The Unpleasant Side Of Botswana

From The Guardian

When the news media turns a penetrating gaze on Africa, Botswana rarely makes headlines. The southern African nation is best known for diamonds, heart-stopping natural beauty and inoffensive politics. It ranks second behind Mauritius in the latest Ibrahim Index of African Governance.

But there is trouble in paradise. So far this month an editor has been arrested and a reporter has fled, triggering a diplomatic spat with the US, while a South African politician has been barred from entering the country and there are concerns over its use of the death penalty.

The unpleasant side of Botswana came to light when president Ian Khama, who once appeared on Top Gear with Jeremy Clarkson and co,was reported to have been involved in a late night car crash which resulted in the other driver being given a new jeep.

The editor who published the story, Outsa Mokone of the Sunday Standard, was arrested and charged with sedition. “I would rather spend 100 years in their prisons rather than be a prisoner of guilty conscious,” he said upon his release.
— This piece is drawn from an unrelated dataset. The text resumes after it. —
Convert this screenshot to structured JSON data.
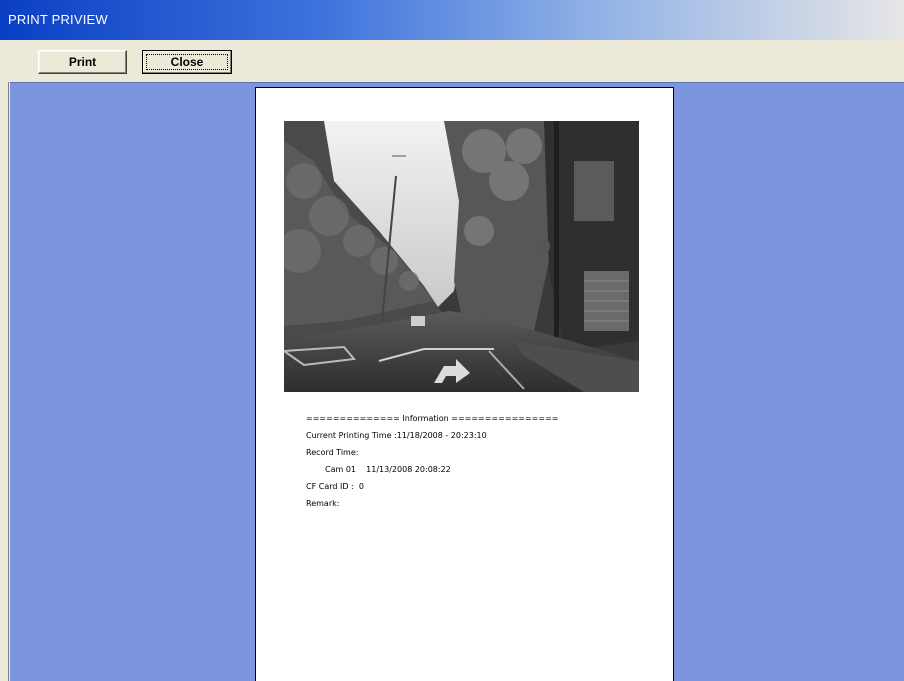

Police raided the offices of Sunday Standard and seized documents and computer equipment. Mokone’s colleague, journalist Edgar Tsimane, fled to neighbouring South Africa where he applied for asylum. In an interview with that country’s eNews Channel Africa (eNCA), he painted a highly unflattering picture of a country that many revere as a beacon of democratic progress for the continent.

“There was information from my sources that my life was in danger,” said Tsimane, explaining his decision to leave Botswana, which he went on to describe as increasingly repressive.

“I think it’s been a gradual process. It’s now becoming more and more visible. I can tell you that we’ve been experiencing extra-judicial killings in the country. The public is losing confidence in the government of the day.”

He cited the case of a petty criminal shot dead by military intelligence, who riddled his body with 10 bullets. “How can you kill a man without subjecting him to the court of the law?”